ー26ー

 2人が病室から出てくると、毒島が白衣のポケットに両手を突っ込んで待ち構えていた。

「先生、何か?」

「ふたりとも、ちょっとついて来い」

 そう言うと、毒島はすたすたと歩き出す。

 顔を見合わせて首を傾げながら、2人は後に続いた。


 診察棟で足を止めると、処置室と書かれた扉を毒島は叩く。

「朝宮はここだ。……昼間の傷、ちゃんと見せろ」

「え」

「え、じゃねぇ。ドンパチやってたの、気付いてないとでも思ってたのか?」

 じろりと睨め付ける視線に、ミズキの目が泳ぐ。

「いや、ちゃんとひと通りの応急処置はして……」

「ふざけんな、ここは病院なんだぞ。ちゃんと専門家に診断と治療をさせろ」

「……はい、すみません……」

 蛇に睨まれた蛙の様に縮こまったミズキを室内に誘導すると、中にいるスタッフに指示をした毒島はすぐに出てきた。

「木蓮、お前はこっちだ」

「……うん」

 てっきり自分も治療とお小言を貰うものだと思っていた木蓮は、首を傾げながらも後に続く。


 毒島が足を止めたのは、小さな休憩スペースだった。

 自動販売機の明かりだけが、ソファや机をぼんやりと照らし出している。

 木蓮に座るよう促した毒島は、自販機に向かう。

「お前も飲み物、飲めるよな。何がいい?」

「じゃあ、先生と同じやつ」

「甘いけど良いか?」

 笑いながら問いかける毒島に、木蓮は頷いた。

 ガコンガコン、という音が思った以上に薄闇に響く。

 購入した缶のひとつを木蓮に手渡すと、毒島はプルタブを開け一気に中身をあおった。

 

「ったく、いつまでたっても慣れねえな。

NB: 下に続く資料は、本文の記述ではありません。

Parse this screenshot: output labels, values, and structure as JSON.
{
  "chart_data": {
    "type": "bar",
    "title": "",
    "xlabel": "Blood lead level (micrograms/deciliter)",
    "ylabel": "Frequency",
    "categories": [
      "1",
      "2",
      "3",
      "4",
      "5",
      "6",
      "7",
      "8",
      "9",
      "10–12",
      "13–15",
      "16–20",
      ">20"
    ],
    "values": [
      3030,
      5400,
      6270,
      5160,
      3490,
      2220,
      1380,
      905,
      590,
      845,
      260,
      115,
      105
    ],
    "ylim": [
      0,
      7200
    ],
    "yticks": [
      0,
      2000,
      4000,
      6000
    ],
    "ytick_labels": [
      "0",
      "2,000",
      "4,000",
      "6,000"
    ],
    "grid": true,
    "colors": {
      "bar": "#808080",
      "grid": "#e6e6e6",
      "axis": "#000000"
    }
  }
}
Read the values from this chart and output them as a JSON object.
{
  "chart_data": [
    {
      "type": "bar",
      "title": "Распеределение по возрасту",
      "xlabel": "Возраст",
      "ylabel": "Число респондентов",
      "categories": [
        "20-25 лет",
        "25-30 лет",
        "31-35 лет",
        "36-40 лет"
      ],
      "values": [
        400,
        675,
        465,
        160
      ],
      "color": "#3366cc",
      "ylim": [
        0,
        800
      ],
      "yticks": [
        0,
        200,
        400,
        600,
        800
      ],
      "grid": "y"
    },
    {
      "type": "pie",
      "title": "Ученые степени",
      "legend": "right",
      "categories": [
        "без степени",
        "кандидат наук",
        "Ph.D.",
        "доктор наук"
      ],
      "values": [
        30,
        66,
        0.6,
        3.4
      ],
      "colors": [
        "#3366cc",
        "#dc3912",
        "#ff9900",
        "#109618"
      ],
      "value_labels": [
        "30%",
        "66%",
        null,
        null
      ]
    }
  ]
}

……ガキが自分の死期を悟ってんのはよ」

 溜息と共に毒島は壁にもたれかかる。

「ヒバナは、死なせたりしないよ。ミズキともそう話してるから」

「どうやるつもりだ。何か方法でもあるのか」

「それは……」

 俯いたままの木蓮に、チラリと毒島は視線をやる。

「昼間のドンパチ、相手はあのふたりだろ? 話はついたのか」

「うん。……ごめんね、病院で騒がしくしちゃって」

「本当だよ」

 苦笑を浮かべる毒島の顔を、木蓮は見上げる。

「ふたりとも助ける方法はまだわからない。見つからなかったら、私達はどちらかを犠牲にする方法しか……ないんだよね」

 手の中の缶を強く握りしめる。

「あと、2日しかないんだ。その間に私達、何とかできるかな」


 縋るような木蓮の目線を、毒島は静かに受け止める。

「わからねぇ。医者として、不明瞭なことは言えねぇからな。明確に無理だって言えることならたくさんあるし、出来ねぇ、って話もたくさんある。何か聞きたいことがあるんだったら聞くぜ」

「そっか。ありがとう」

 改めて聞きたい事、と問われて木蓮はしばし黙考する。

 ミズキもヒバナも、2人とも死なずに済む方法。

 なにか、なにか無いだろうか。

 ぐるぐると纏まらない思考を落ち着かせようと、木蓮は手元の缶に口をつけた。

 とろりとしたミルクとチョコレートの甘味が口一杯に広がる。

「甘いね、これ」

「俺の好きなブランドのやつだがな。俺以外で飲んでるやつ見たことねぇよ」

「ハハ……すっごく甘い」

 濃厚な甘さをこくりと飲み込むと、騒ついた頭の中が少し鎮まる様な気がした。

 自動販売機の微かな駆動音だけが薄闇に漂っている。

 

「あの……さ」

 ずっと引っかかっていた疑問が口をついた。

「あの子……閃ってさ、なんか特別な力があるの? 「俺なら良かったのに」っていうのがずっと気になってて」

「……あいつ、ンな事言ってたのか」

「うん。先生は、今の状況を改善する事はできないって言ってたけど……」

 毒島は大きな溜息を吐くと、ここだけの話だからな、と前置きして話し始めた。

「閃のレネゲイドウイルスはな、“古代種エンシェントレネゲイド” ってヤツなんだよ。……しかも実験でかなり特殊化した、な」

「特殊?」

「ああ。簡単に言えば、あいつは老いや病気で死ぬ事は無い。流石に首を切り離されたり、心臓を抜き取られる……なんて事になったら無理だろうが、逆に言えばそうでもしねぇと死ねないんだ」

 だからアイツ、という呟きは小さな舌打ちでかき消された。